9/10 (Album of the Month). The triumph that Wintres Woma hinted at … his richest, most complete effort yet. What immediately sets the record apart from many of its counterparts, even from Elkington’s debut, is its swing. An outstanding record from a humble collaborator, a leisurely developer, a man forever caught somewhere between Chorleywood and Chicago.

– Uncut

4 stars (Filter lead review). Chicago folk rock’s MVP. Crisp études … subsumed into an elaborate, woody matrix.

– MOJO

James Elkington continues to mix gorgeous Bert Jansch-like guitar lines with prime 6 Music melodies. Ever-Roving Eye is his best album yet, his lazy, heated vocals helping songs such as Carousel and Nowhere Time burrow deep in the brain (fans of Bill Callahan and Wilco, listen up).

– The Guardian

On the follow-up to his 2017 debut, the Chicago guitarist ventures beyond his folk roots, sounding looser and freer than ever. These new songs savor a wider variety of sounds, like the prismatic strings and woodwinds that flutter just under the surface of “Tempering Moon,” or the pile-up of voices on the psychedelic title track… Lyrically, Elkington remains an eccentric songwriter, given to playful turns of phrase as ornate as they are cryptic.
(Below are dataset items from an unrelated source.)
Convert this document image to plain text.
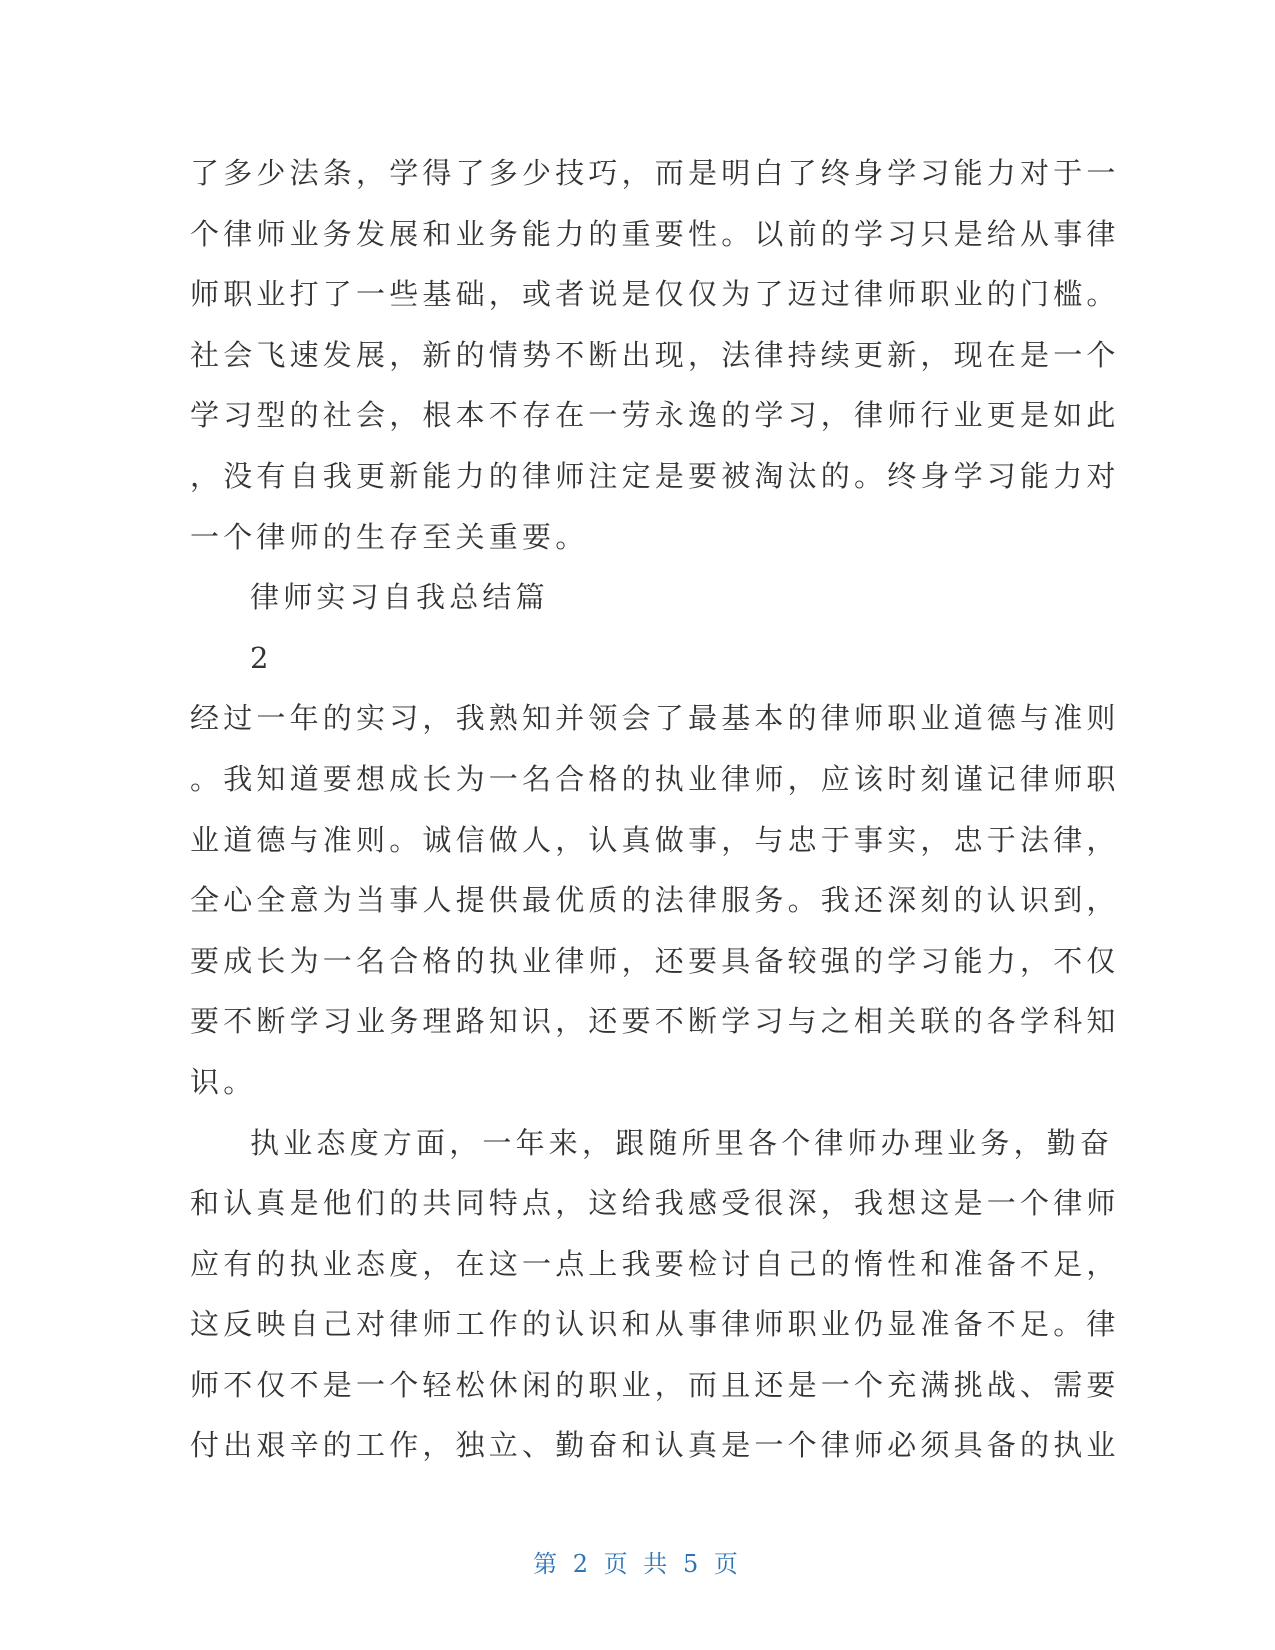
了多少法条，学得了多少技巧，而是明白了终身学习能力对于一
个律师业务发展和业务能力的重要性。以前的学习只是给从事律
师职业打了一些基础，或者说是仅仅为了迈过律师职业的门槛。
社会飞速发展，新的情势不断出现，法律持续更新，现在是一个
学习型的社会，根本不存在一劳永逸的学习，律师行业更是如此
，没有自我更新能力的律师注定是要被淘汰的。终身学习能力对
一个律师的生存至关重要。
律师实习自我总结篇
2
经过一年的实习，我熟知并领会了最基本的律师职业道德与准则
。我知道要想成长为一名合格的执业律师，应该时刻谨记律师职
业道德与准则。诚信做人，认真做事，与忠于事实，忠于法律，
全心全意为当事人提供最优质的法律服务。我还深刻的认识到，
要成长为一名合格的执业律师，还要具备较强的学习能力，不仅
要不断学习业务理路知识，还要不断学习与之相关联的各学科知
识。
执业态度方面，一年来，跟随所里各个律师办理业务，勤奋
和认真是他们的共同特点，这给我感受很深，我想这是一个律师
应有的执业态度，在这一点上我要检讨自己的惰性和准备不足，
这反映自己对律师工作的认识和从事律师职业仍显准备不足。律
师不仅不是一个轻松休闲的职业，而且还是一个充满挑战、需要
付出艰辛的工作，独立、勤奋和认真是一个律师必须具备的执业
第 2 页 共 5 页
The unstoppable passage of time is his primary theme, and he’s found an intriguing way of addressing it through his music: Ever-Roving Eye collapses time as Elkington combines elements from previous projects into his current folk palette.

– Pitchfork

Elkington’s music strikes a warm traditional tone, with echoes of Pentangle in his agile playing, his warm vocal tone, and the half-blues, half-traditional British tenor of his songs… Wintres Woma in 2018 and now Ever-Roving Eye [are] both warm and gorgeous, studded with striking lyrical imagery, arresting melodies and intriguing musical intervals.

– PopMatters

Elkington’s guitar chops are such that he has done session work for Richard Thompson, among others, and his intricate acoustic fingerpicking underpins these sturdy songs, as do subtle melodies built to last.

– Associated Press

Like Wintres Woma, the album is rooted in elegant folk with mesmerizing fingerpicked guitar and leans on Elkington’s expressive, dusky baritone. Songs like the subverted Laurel Canyon-styled pop of “Leopards Lay Down” reveal cryptic but compelling flashes of Elkington’s dark wit. Overall, however, the songs on Ever-Roving Eye are more hot-blooded and propulsive.

– Chicago Sun-Times

4 stars. Another brilliant album… Full of cryptic lyrics and highly skilled musicianship, it’s a wonderfully engaging record that will no doubt appear in the Best Albums of the Year lists come December.

– The Morning Star

4 stars. A low-key, slow-burn delight.

– The Guardian

Another beautifully understated collection full of stark introspection, stylistic nuance, and elegant guitar craft… he absolutely dazzles across the entire set.

– AllMusic

Such cryptic genius!

– Folk Radio UK

If his mind is in a stir, the music that frames his musings feels unfailingly effortless. More than ever before, he’s put those same skills that enable him to make other people’s music sound so good at the service of his own songs.

– Dusted

British-born but US-based, Elkington has so far been best known for his work on records by the likes of Michael Chapman and Joan Shelley. His latest upcoming solo album, a stunning mix of Americana and psychedelic folk, is likely to change that.

– Uncut

First, Chicago-based English guitarist extraordinaire James Elkington built up a sterling reputation for himself as a sideman for the likes of Jeff Tweedy, Joan Shelley, Richard Thompson, Steve Gunn, Nap Eyes, Michael Chapman, and Tortoise. Then, with 2017 debut Wintres Woma, he proved he’s a skilled singer-songwriter in addition to his instrumental mastery. This spring, he’ll show off those talents again on his second LP, Ever-Roving Eye.

– Stereogum

The combination of Elkington’s sonorous baritone and virtuosic fretboard forays makes a strong case for him as the spiritual heir to the late UK folk legend Bert Jansch. The dominant artistic voice here is an unflinchingly singular one… with imagery unusual enough to force your synapses into new configurations, and a bittersweetness palpable enough to take you by the tear ducts and squeeze.  Each track feels like a stylishly scrawled diary entry we’ve somehow wrangled the permission to read.

–NPR Music

An epiphany… a cryptic storyteller and dazzling acoustic guitarist. More than just another bustle in your hedgerow.

– Rolling Stone

Elkington stands apart among the wave of 21st century guitar soloists. At once beautiful, complex, and assured.

– Pitchfork

A convincing, warmly whirling weather system of his own.

– The Guardian

The guitar king … already a visionary in his own right.

– The FADER

Elkington has been acclaimed by such knowledgeable figures as Richard Thompson and Jeff Tweedy as one of the most dazzling fingerstyle guitarists around—a reputation confirmed here.